I was checking out the weather on Sydney Morning Herald, a web site for a newspaper here in Sydney, Australia, when a little window appeared asking me to take part in a survey so that they can understand their customers better. I’m always happy to complete surveys, in large part because I’m curious to see how other people structure them, and I always try to answer honestly. I’ve built and analysed many surveys, and people often underestimate the level of effort required in creating a survey structure that can generate useful data.
While I don’t know the objectives of the SMH survey, several aspects of it made me realise that they’re likely to end up with mis-representative and unusable data.
Early in the survey, it asked me for my main country of residence, so I picked “Australia”:
That was followed by a question about the state of Australia that I live in, so I picked “New South Wales (NSW)”:
The next question left me confused:
The question asked me for my monthly household income in US dollars. Considering the SMH is an Australian newspaper, and that I had just specified that I was living in Australia, asking me to try and specify my monthly income in a foreign currency felt just a little absurd (however, it’s not the first time that I’ve seen an Australian company do this in a survey). Some people may not realise it’s asking about another currency (or is that an unintentional mistake?), some might try to be helpful and convert their income to US dollars, some may pick the easy option of “Prefer not to say”, some may pick a random figure, and others may drop-out of the survey because it suddenly feels a little difficult or not applicable to them.

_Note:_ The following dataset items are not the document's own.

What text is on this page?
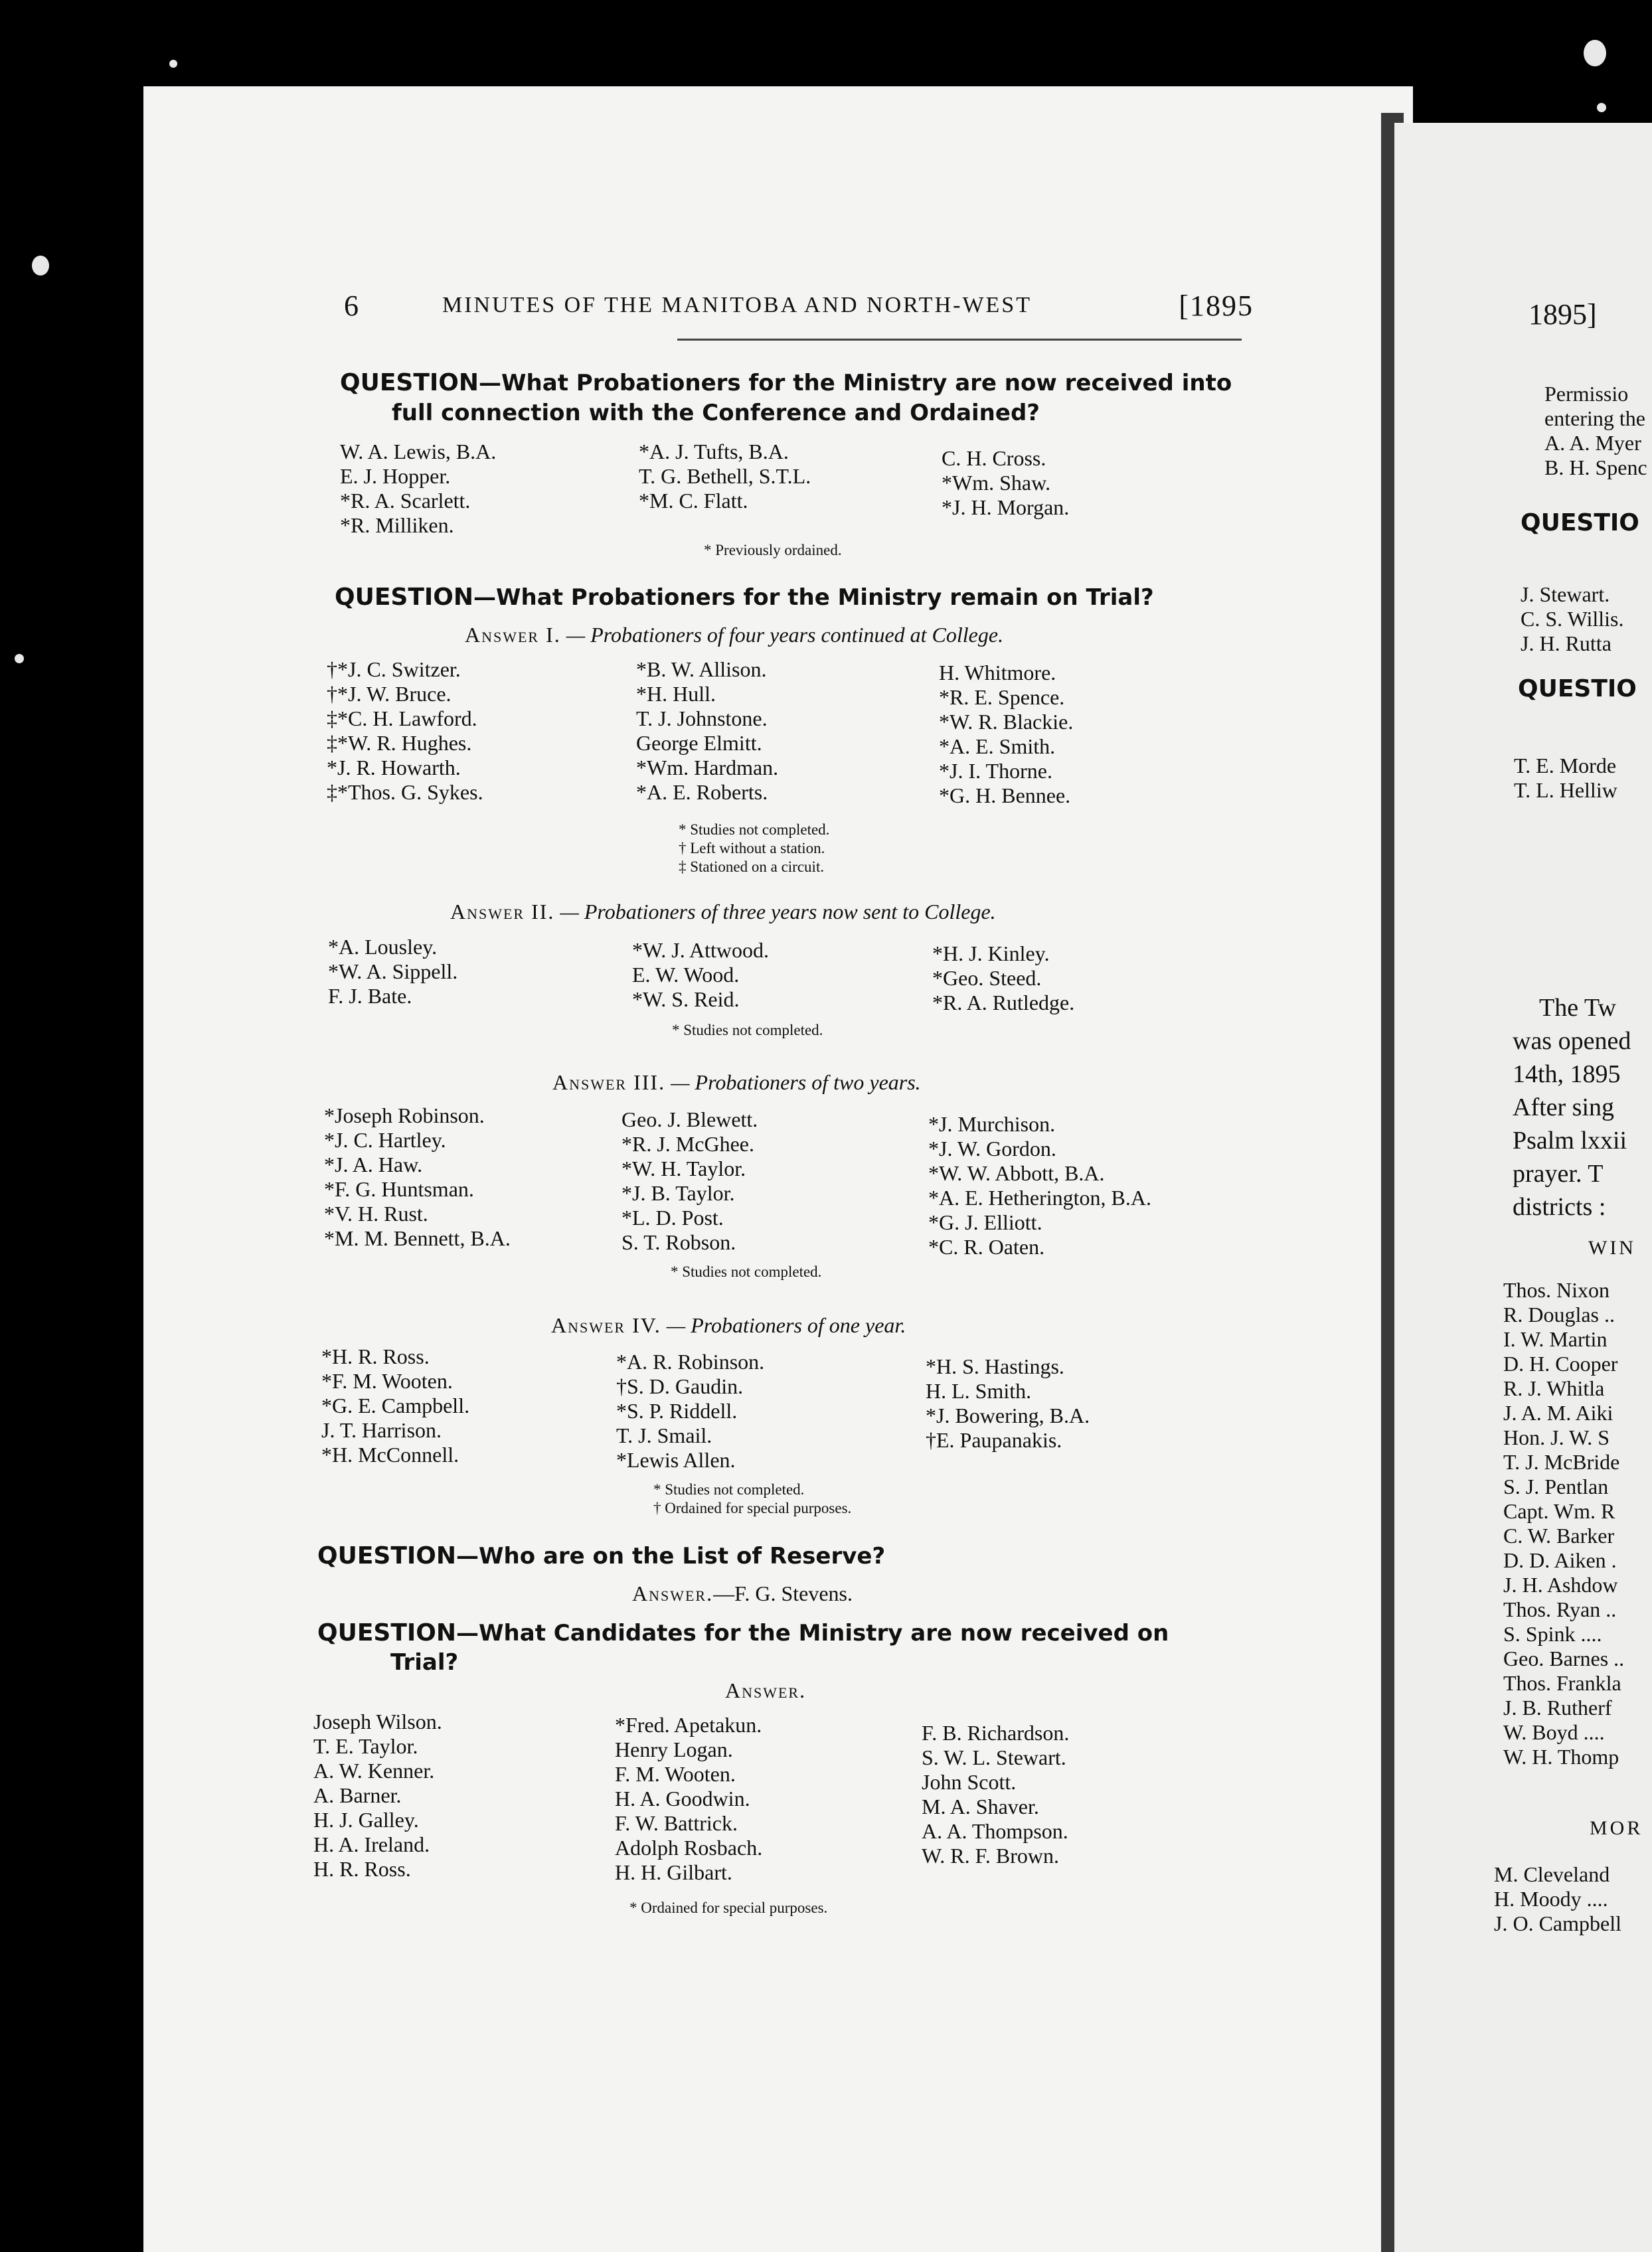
6	MINUTES OF THE MANITOBA AND NORTH-WEST	[1895
QUESTION—What Probationers for the Ministry are now received into
full connection with the Conference and Ordained?
W. A. Lewis, B.A.
E. J. Hopper.
*R. A. Scarlett.
*R. Milliken.
*A. J. Tufts, B.A.
T. G. Bethell, S.T.L.
*M. C. Flatt.
C. H. Cross.
*Wm. Shaw.
*J. H. Morgan.
* Previously ordained.
QUESTION—What Probationers for the Ministry remain on Trial?
Answer I. — Probationers of four years continued at College.
†*J. C. Switzer.
†*J. W. Bruce.
‡*C. H. Lawford.
‡*W. R. Hughes.
*J. R. Howarth.
‡*Thos. G. Sykes.
*B. W. Allison.
*H. Hull.
T. J. Johnstone.
George Elmitt.
*Wm. Hardman.
*A. E. Roberts.
H. Whitmore.
*R. E. Spence.
*W. R. Blackie.
*A. E. Smith.
*J. I. Thorne.
*G. H. Bennee.
* Studies not completed.
† Left without a station.
‡ Stationed on a circuit.
Answer II. — Probationers of three years now sent to College.
*A. Lousley.
*W. A. Sippell.
F. J. Bate.
*W. J. Attwood.
E. W. Wood.
*W. S. Reid.
*H. J. Kinley.
*Geo. Steed.
*R. A. Rutledge.
* Studies not completed.
Answer III. — Probationers of two years.
*Joseph Robinson.
*J. C. Hartley.
*J. A. Haw.
*F. G. Huntsman.
*V. H. Rust.
*M. M. Bennett, B.A.
Geo. J. Blewett.
*R. J. McGhee.
*W. H. Taylor.
*J. B. Taylor.
*L. D. Post.
S. T. Robson.
*J. Murchison.
*J. W. Gordon.
*W. W. Abbott, B.A.
*A. E. Hetherington, B.A.
*G. J. Elliott.
*C. R. Oaten.
* Studies not completed.
Answer IV. — Probationers of one year.
*H. R. Ross.
*F. M. Wooten.
*G. E. Campbell.
J. T. Harrison.
*H. McConnell.
*A. R. Robinson.
†S. D. Gaudin.
*S. P. Riddell.
T. J. Smail.
*Lewis Allen.
*H. S. Hastings.
H. L. Smith.
*J. Bowering, B.A.
†E. Paupanakis.
* Studies not completed.
† Ordained for special purposes.
QUESTION—Who are on the List of Reserve?
Answer.—F. G. Stevens.
QUESTION—What Candidates for the Ministry are now received on
Trial?
Answer.
Joseph Wilson.
T. E. Taylor.
A. W. Kenner.
A. Barner.
H. J. Galley.
H. A. Ireland.
H. R. Ross.
*Fred. Apetakun.
Henry Logan.
F. M. Wooten.
H. A. Goodwin.
F. W. Battrick.
Adolph Rosbach.
H. H. Gilbart.
F. B. Richardson.
S. W. L. Stewart.
John Scott.
M. A. Shaver.
A. A. Thompson.
W. R. F. Brown.
* Ordained for special purposes.
1895]
Permissio
entering the
A. A. Myer
B. H. Spenc
QUESTIO
J. Stewart.
C. S. Willis.
J. H. Rutta
QUESTIO
T. E. Morde
T. L. Helliw
The Tw
was opened
14th, 1895
After sing
Psalm lxxii
prayer. T
districts :
WIN
Thos. Nixon
R. Douglas ..
I. W. Martin
D. H. Cooper
R. J. Whitla
J. A. M. Aiki
Hon. J. W. S
T. J. McBride
S. J. Pentlan
Capt. Wm. R
C. W. Barker
D. D. Aiken .
J. H. Ashdow
Thos. Ryan ..
S. Spink ....
Geo. Barnes ..
Thos. Frankla
J. B. Rutherf
W. Boyd ....
W. H. Thomp
MOR
M. Cleveland
H. Moody ....
J. O. Campbell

A few alternatives for the survey could be to ask for a monthly income in the currency of the country of residence, or, with the SMH’s presumably majority-Australian audience, it could ask for monthly income in Australian dollars while skipping the income question if the country of residence was not Australia. The decision to personalise or skip the question would depend on the objectives of the survey.
Another flaw in the survey was when they asked “Where do you access the Internet from?” but they provided mixed options like “Home” (a location) and “Smart Phone” (a device), and asked to “Please select all that apply” but provided the options as radio buttons so that only a single selection could be made:
Those weren’t the only issues I had with the survey, but they’re enough to point out that if you’re using surveys for research then their content and structure are vital and should be tested thoroughly, and that if you receive data from a survey it’s important to know how it was captured so that it can be analysed appropriately.